Sphinx à l'effigie de Taharqa
Ce petit sphinx en granit gris à l'effigie du roi Taharqa est un exemple typique du style archaïque dont sont férus les rois de Kouch.
"C'est un sphinx qui représente le roi Taharqa avec le corps et les pattes de lion et une tête humaine. Cette pièce nous est prêtée par le British Museum et elle est passionnante parce qu'on sait d'où elle vient. Ce sphinx a été trouvé au Djebel Barkal. Il y a le nom de Taharqa qui est écrit sur le poitrail. Et puis ce qui intrigue beaucoup de les archéologues, c'est cette coiffe kouchit avec ces deux cobras. On a du mal à savoir si c'est la royauté, la Basse-Égypte, si c'est le royaume de Kouch et l'Égypte aussi, ou si c'est encore autre chose. Ce n'est pas facile d'avoir le fin mot là-dessus", analyse avec passion l'égyptologue.

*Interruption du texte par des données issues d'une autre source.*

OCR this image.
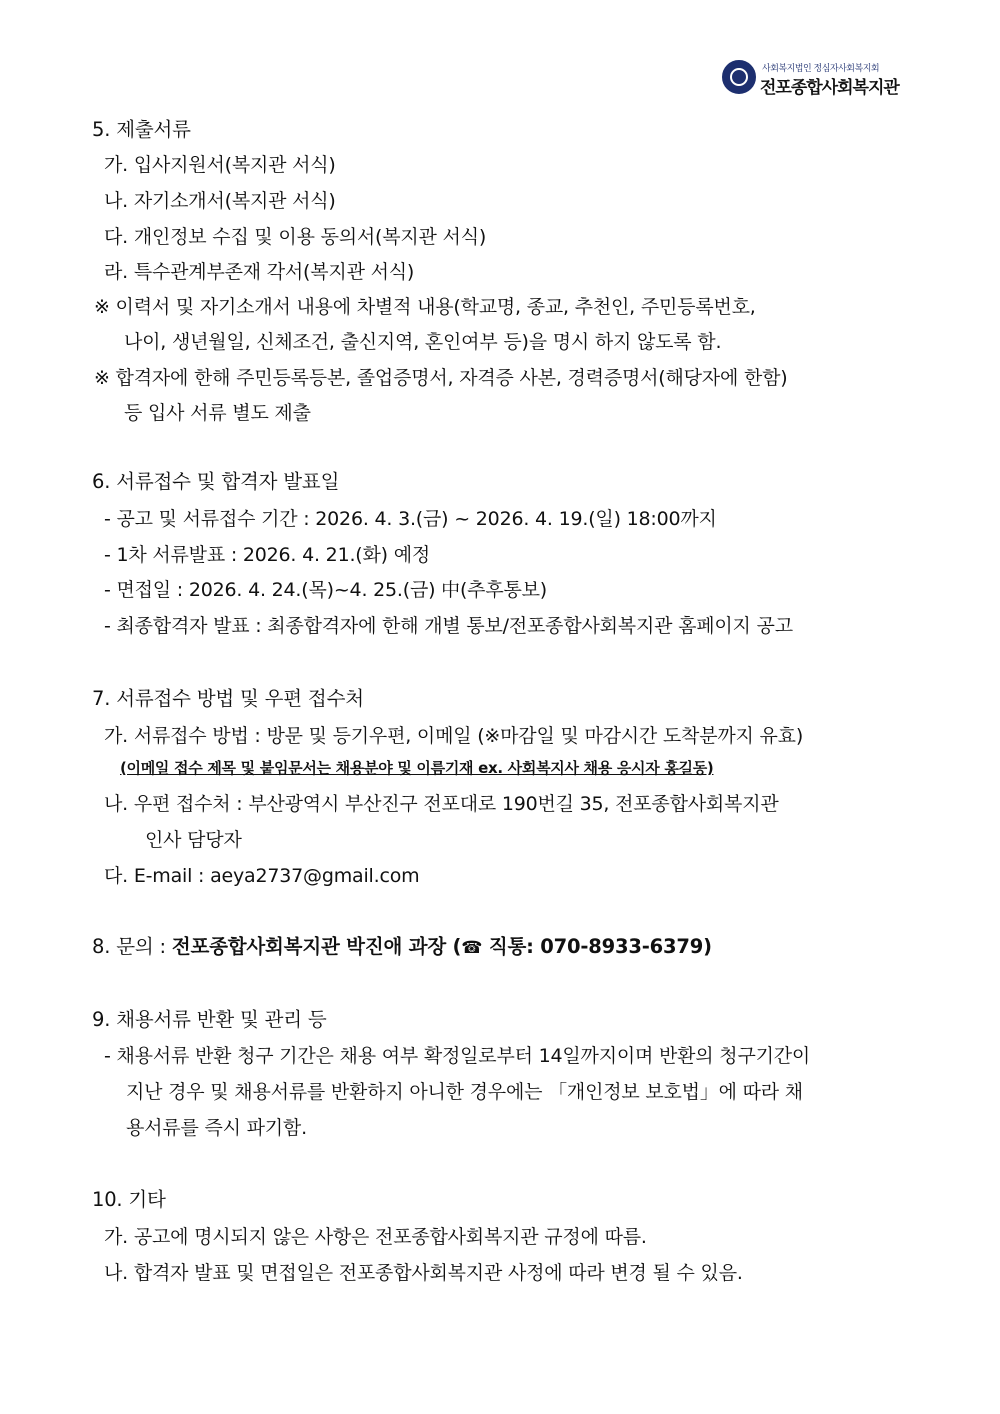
사회복지법인 정심자사회복지회
전포종합사회복지관
5. 제출서류
가. 입사지원서(복지관 서식)
나. 자기소개서(복지관 서식)
다. 개인정보 수집 및 이용 동의서(복지관 서식)
라. 특수관계부존재 각서(복지관 서식)
※ 이력서 및 자기소개서 내용에 차별적 내용(학교명, 종교, 추천인, 주민등록번호,
나이, 생년월일, 신체조건, 출신지역, 혼인여부 등)을 명시 하지 않도록 함.
※ 합격자에 한해 주민등록등본, 졸업증명서, 자격증 사본, 경력증명서(해당자에 한함)
등 입사 서류 별도 제출
6. 서류접수 및 합격자 발표일
- 공고 및 서류접수 기간 : 2026. 4. 3.(금) ~ 2026. 4. 19.(일) 18:00까지
- 1차 서류발표 : 2026. 4. 21.(화) 예정
- 면접일 : 2026. 4. 24.(목)~4. 25.(금) 中(추후통보)
- 최종합격자 발표 : 최종합격자에 한해 개별 통보/전포종합사회복지관 홈페이지 공고
7. 서류접수 방법 및 우편 접수처
가. 서류접수 방법 : 방문 및 등기우편, 이메일 (※마감일 및 마감시간 도착분까지 유효)
(이메일 접수 제목 및 붙임문서는 채용분야 및 이름기재 ex. 사회복지사 채용 응시자 홍길동)
나. 우편 접수처 : 부산광역시 부산진구 전포대로 190번길 35, 전포종합사회복지관
인사 담당자
다. E-mail : aeya2737@gmail.com
8. 문의 : 전포종합사회복지관 박진애 과장 (☎ 직통: 070-8933-6379)
9. 채용서류 반환 및 관리 등
- 채용서류 반환 청구 기간은 채용 여부 확정일로부터 14일까지이며 반환의 청구기간이
지난 경우 및 채용서류를 반환하지 아니한 경우에는 「개인정보 보호법」에 따라 채
용서류를 즉시 파기함.
10. 기타
가. 공고에 명시되지 않은 사항은 전포종합사회복지관 규정에 따름.
나. 합격자 발표 및 면접일은 전포종합사회복지관 사정에 따라 변경 될 수 있음.
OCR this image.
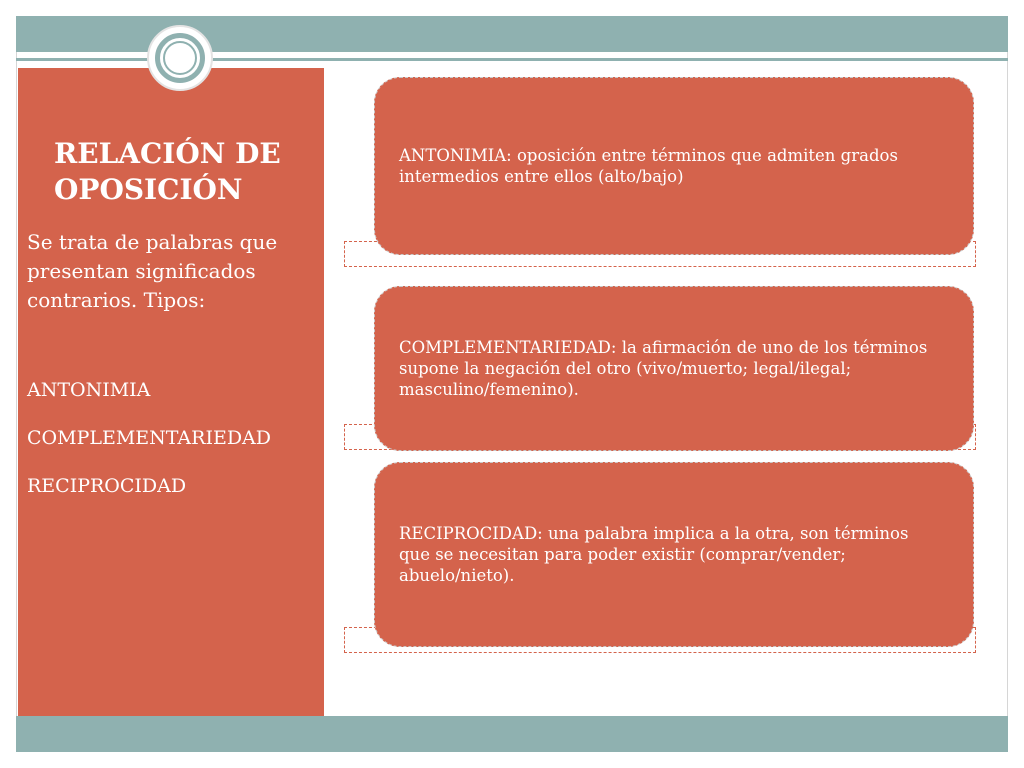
RELACIÓN DE OPOSICIÓN

Se trata de palabras que presentan significados contrarios. Tipos:

ANTONIMIA
COMPLEMENTARIEDAD
RECIPROCIDAD

ANTONIMIA: oposición entre términos que admiten grados intermedios entre ellos (alto/bajo)

COMPLEMENTARIEDAD: la afirmación de uno de los términos supone la negación del otro (vivo/muerto; legal/ilegal; masculino/femenino).

RECIPROCIDAD: una palabra implica a la otra, son términos que se necesitan para poder existir (comprar/vender; abuelo/nieto).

"Ce qui est intéressant, c'est que cette façon de faire avait lieu au Moyen Empire, c'est-à-dire vers 1900-1700 avant Jésus-Christ. Donc plus de 1 000 ans avant Taharqa. C'est un moyen de montrer aux visiteurs comment les rois de Kouch étaient intéressés par l'archaïsme. Ils souhaitent respecter les anciennes façons de faire parce que d’après eux, elles sont théologiquement plus intéressantes. Ils estiment que l'Antiquité est une preuve de qualité", ajoute ce dernier.
"Pharaon des deux terres. L'épopée africaine des rois de Napata", jusqu'au 25 juillet 2022 - Entrée Est - Musée du Louvre Pyramide - Cour Napoléon 75001 Paris - De 9h à 18h les lundis, mercredis, jeudis, samedis et dimanches. Jusqu'à 21h45 le vendredi. Fermé le mardi - Entrée : - de 26 ans : gratuit - Tarif sur place : 15€ - Billet en ligne : 17€.